C4 Model Component Diagram for Internet Banking System

  • Controllers (Spring MVC Rest Controllers): These handle incoming HTTP requests.

    • Sign In Controller: Handles user authentication.

    • Reset Password Controller: Handles password recovery flows.

    • Accounts Summary Controller: Retrieves account data for the user.

  • Components (Spring Beans): These contain the business logic.

    • Security Component: Handles signing in and changing passwords. Used by the Sign In and Reset Password controllers.

    • E-mail Component: Handles sending emails. Used by the Reset Password controller.

    • Mainframe Banking System Facade: A wrapper around the external Mainframe system. It translates internal API calls to the XML/HTTPS format required by the legacy Mainframe. Used by the Accounts Summary Controller.

Key Relationship: The Accounts Summary Controller uses the Mainframe Banking System Facade to get data from the external Mainframe, demonstrating the separation of concerns between the API layer and the integration layer.


5. Level 4: Deployment Diagram

Goal: To show how the software containers map to physical infrastructure.

Reference Diagram: Image 5.

Analysis

This diagram illustrates the runtime environment.

C4 Model Deployment Diagram for Internet Banking System

  • Customer Side:

    • Mobile Device: Runs the Mobile App (iOS/Android).

    • Computer: Runs the Web Browser (Chrome/Firefox/Safari/Edge) which hosts the Single-Page Application.

  • Big Bank plc Data Center:

    • Web Servers (bigbank-web*):** Ubuntu 16.04 LTS nodes running Apache Tomcat 8.x.

      • Hosts the Web Application and API Application.

    • Database Servers (bigbank-db01/02): Ubuntu 16.04 LTS nodes running Oracle 12c.

      • Oracle – Primary: The main database.

      • Oracle – Secondary: A replica for redundancy/high availability.
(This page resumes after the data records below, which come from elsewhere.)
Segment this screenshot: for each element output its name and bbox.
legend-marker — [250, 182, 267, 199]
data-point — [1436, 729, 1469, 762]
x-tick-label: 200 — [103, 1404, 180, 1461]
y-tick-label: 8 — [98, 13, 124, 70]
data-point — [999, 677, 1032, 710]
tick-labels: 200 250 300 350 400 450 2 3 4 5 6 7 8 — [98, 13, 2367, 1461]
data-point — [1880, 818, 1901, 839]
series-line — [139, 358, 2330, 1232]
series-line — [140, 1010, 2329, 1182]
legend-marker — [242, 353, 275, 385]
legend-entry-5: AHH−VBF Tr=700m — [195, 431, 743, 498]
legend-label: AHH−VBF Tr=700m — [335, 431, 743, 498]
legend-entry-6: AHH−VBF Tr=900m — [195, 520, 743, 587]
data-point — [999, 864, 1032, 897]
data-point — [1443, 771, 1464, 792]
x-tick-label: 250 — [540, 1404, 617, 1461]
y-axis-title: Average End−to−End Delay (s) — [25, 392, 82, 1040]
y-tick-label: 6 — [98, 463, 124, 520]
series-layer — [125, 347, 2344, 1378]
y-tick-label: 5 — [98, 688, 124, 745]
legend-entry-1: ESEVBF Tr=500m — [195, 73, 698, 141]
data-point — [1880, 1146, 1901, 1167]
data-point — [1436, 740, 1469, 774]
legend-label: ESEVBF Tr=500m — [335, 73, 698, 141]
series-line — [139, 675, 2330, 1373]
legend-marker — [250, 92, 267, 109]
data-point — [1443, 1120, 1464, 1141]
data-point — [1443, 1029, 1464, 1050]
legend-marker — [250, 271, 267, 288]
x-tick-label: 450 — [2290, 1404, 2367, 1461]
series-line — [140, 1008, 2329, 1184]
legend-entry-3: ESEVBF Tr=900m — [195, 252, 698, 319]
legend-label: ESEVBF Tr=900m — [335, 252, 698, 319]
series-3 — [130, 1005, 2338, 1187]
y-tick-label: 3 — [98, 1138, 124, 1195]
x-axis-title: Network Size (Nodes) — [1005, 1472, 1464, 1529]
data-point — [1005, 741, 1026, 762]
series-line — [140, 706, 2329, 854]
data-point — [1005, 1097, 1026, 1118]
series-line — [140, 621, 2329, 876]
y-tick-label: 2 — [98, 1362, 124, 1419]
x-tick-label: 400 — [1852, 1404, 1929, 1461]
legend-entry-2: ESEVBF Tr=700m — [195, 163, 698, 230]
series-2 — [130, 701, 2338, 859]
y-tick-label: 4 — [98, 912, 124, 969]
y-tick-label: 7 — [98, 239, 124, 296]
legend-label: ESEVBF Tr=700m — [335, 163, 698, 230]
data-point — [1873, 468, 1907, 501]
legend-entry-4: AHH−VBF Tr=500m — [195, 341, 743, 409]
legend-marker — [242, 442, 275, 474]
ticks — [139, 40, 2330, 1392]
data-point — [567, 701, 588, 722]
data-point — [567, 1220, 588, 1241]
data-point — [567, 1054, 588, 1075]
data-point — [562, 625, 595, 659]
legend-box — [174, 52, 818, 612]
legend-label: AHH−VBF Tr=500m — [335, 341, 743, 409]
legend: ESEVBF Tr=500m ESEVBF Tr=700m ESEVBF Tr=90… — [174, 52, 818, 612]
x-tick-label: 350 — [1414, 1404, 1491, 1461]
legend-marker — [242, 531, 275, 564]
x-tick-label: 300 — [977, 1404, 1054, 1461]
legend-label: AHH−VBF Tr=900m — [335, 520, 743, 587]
Key Relationship: The Mobile App and Web Browser connect over the internet to the API Application hosted on Tomcat. The API Application connects via JDBC to the Oracle Database cluster.


6. Key Concepts and Guidelines Applied

Based on this case study, the following C4 modeling principles were applied:

  1. Abstraction Levels: The model successfully moves from “Who uses it?” (Context) to “What is it built of?” (Containers) to “How is it organized?” (Components) to “Where does it run?” (Deployment).

  2. Scope Boundaries:

    • In Level 1, the “Big Bank plc” boundary clearly distinguishes internal systems from external actors.

    • In Level 2, the “Internet Banking System” boundary encapsulates the specific software being built, separating it from the legacy Mainframe.

  3. Separation of Concerns:

    • Frontend vs. Backend: The separation of the Single-Page Application (frontend) from the API Application (backend) allows for independent development and scaling.

    • Data Separation: Sensitive core banking data is kept in the Mainframe, while the Internet Banking System only caches necessary user access data in its own Oracle database.

  4. Technology Agnosticism (where appropriate): The diagrams specify technologies (Java, Angular, Oracle) where they are relevant to the architecture decision, but focus primarily on the relationships and responsibilities of the blocks.

  5. Notation: Standard C4 notation is used:

    • Person: Stick figures (or circles in this specific rendering style).

    • Software System/Container/Component: Rounded rectangles with distinct colors (Blue for internal/primary, Grey for external/secondary).

    • Relationships: Dashed arrows with labels describing the protocol (e.g., [HTTPS], [JSON], [JDBC]).